Former New York Jets player Marvin Washington has joined a lawsuit against the Attorney General of the United States over federal laws outlawing the possession and use of marijuana.
Currently, a handful of states have legalized marijuana, but the federal government never repealed its laws making the drug illegal, and the lawsuit is targeting that dichotomy, Daily Caller reported.
Washington, a defensive end who was drafted by the New York Jets in 1989 and played pro football for a decade, has joined the lawsuit filed against the Department of Justice and the Drug Enforcement Administration aimed at scuttling the federal prohibition against pot.
The lawsuit challenges the 1970 Controlled Substance Act (CSA) that puts marijuana in the same class as drugs such as cocaine, heroin, and other illegal substances.
The paperwork filed claims that “classifying cannabis as a ‘Schedule I drug,’ is so irrational that it violates the U.S. Constitution.”
A lawyer filing the lawsuit for Washington and several other plaintiffs said the rules don’t “make any rational sense” and further alleges that “the federal government knows it.”

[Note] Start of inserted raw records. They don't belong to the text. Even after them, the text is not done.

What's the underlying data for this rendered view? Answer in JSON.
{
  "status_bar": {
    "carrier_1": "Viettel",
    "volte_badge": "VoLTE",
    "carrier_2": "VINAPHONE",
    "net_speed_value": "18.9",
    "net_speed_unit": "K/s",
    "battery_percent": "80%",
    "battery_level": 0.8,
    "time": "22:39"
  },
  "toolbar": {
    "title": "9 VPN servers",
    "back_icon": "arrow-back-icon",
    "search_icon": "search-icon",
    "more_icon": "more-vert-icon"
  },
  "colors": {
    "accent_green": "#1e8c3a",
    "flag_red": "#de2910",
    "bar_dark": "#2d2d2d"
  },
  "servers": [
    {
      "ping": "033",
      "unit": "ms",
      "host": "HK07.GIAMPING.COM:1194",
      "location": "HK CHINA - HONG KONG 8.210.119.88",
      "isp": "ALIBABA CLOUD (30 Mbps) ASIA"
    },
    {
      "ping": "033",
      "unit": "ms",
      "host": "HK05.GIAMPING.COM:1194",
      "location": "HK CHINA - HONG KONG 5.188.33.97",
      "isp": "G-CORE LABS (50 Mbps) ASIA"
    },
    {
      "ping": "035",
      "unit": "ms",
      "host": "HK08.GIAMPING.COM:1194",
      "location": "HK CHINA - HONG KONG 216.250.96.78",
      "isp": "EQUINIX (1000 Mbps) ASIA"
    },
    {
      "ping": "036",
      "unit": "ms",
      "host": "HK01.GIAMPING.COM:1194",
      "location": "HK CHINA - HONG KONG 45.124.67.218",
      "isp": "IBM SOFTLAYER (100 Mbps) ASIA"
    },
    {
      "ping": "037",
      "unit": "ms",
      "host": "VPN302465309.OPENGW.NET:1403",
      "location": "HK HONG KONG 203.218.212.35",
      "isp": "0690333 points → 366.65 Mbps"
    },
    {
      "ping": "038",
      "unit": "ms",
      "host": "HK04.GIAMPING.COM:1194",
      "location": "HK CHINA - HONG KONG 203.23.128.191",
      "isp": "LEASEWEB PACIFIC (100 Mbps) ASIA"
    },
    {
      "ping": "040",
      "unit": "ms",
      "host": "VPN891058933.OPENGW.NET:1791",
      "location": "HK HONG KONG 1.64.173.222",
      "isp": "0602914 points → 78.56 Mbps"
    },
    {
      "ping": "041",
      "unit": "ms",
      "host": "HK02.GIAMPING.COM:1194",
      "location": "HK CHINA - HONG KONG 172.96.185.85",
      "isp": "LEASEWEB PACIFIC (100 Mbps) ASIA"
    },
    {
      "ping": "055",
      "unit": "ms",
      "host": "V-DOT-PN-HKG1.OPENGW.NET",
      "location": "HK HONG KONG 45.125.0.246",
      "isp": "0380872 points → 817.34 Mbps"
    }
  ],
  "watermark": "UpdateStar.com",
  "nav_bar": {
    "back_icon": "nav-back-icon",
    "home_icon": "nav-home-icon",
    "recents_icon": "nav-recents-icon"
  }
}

Several of the plaintiffs joined the suit because they use pot for its medicinal properties of pain abatement. As to Washington, the former NFL player said he wants the federal government to end the prohibition against pot to allow Americans to file for permits to run marijuana dispensaries in every state instead of having to wait for state laws to be changed.

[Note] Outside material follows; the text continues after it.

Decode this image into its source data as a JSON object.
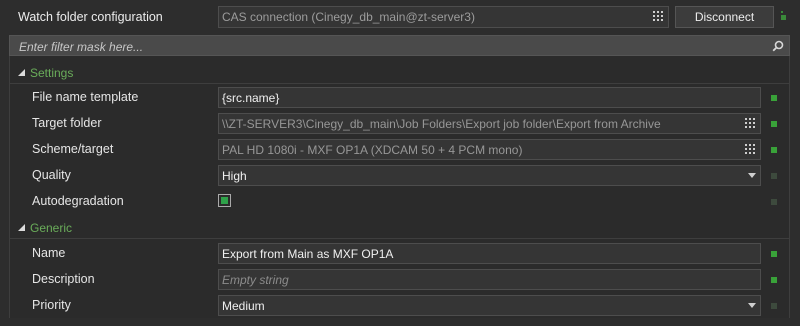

Washington also maintains that the drug laws prevent him from having access to small business loans and other government services for his pot selling venture.
Attorney General Jeff Sessions has previously said that he is no fan of the recent expansion of legalized pot seen in so many states.

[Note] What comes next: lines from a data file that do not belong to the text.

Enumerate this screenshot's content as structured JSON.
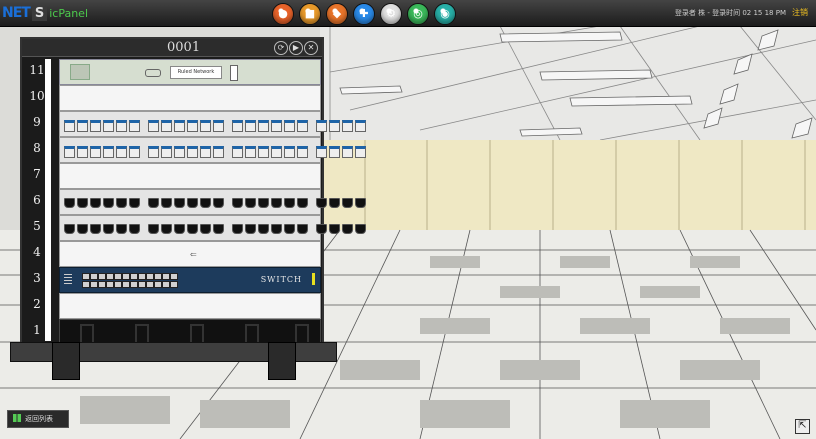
{
  "app": {
    "brand_prefix": "NET",
    "brand_s": "S",
    "brand_suffix": "icPanel"
  },
  "toolbar": {
    "icons": [
      {
        "name": "user-icon",
        "color": "#e8632a",
        "glyph": "●"
      },
      {
        "name": "docs-icon",
        "color": "#e89a2a",
        "glyph": "■"
      },
      {
        "name": "layers-icon",
        "color": "#e8742a",
        "glyph": "◆"
      },
      {
        "name": "refresh-icon",
        "color": "#2a8ae8",
        "glyph": "✚"
      },
      {
        "name": "settings-icon",
        "color": "#e0e0e0",
        "glyph": "⚙"
      },
      {
        "name": "search-icon",
        "color": "#3ab85a",
        "glyph": "◎"
      },
      {
        "name": "network-icon",
        "color": "#28b0a8",
        "glyph": "◉"
      }
    ]
  },
  "status": {
    "user_text": "登录者 株 - 登录时间 02 15 18 PM",
    "logout_label": "注销"
  },
  "rack": {
    "title": "0001",
    "units": [
      "11",
      "10",
      "9",
      "8",
      "7",
      "6",
      "5",
      "4",
      "3",
      "2",
      "1"
    ],
    "u11_plate": "Ruled Network",
    "switch_label": "SWITCH"
  },
  "bottom": {
    "button_label": "返回列表"
  },
  "colors": {
    "accent_blue": "#1e64a8",
    "switch_blue": "#1d3b5c"
  }
}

Indeed, in February, Sessions insisted that there is far more drug violence surrounding marijuana.
“Experts are telling me there’s more violence around marijuana than one would think,” Sessions told the media in February.
Sessions continued, saying “I am definitely not a fan of expanded use of marijuana. But states, they can pass the laws they choose. I would just say, it does remain a violation of federal law to distribute marijuana throughout any place in the United States, whether a state legalizes it or not.”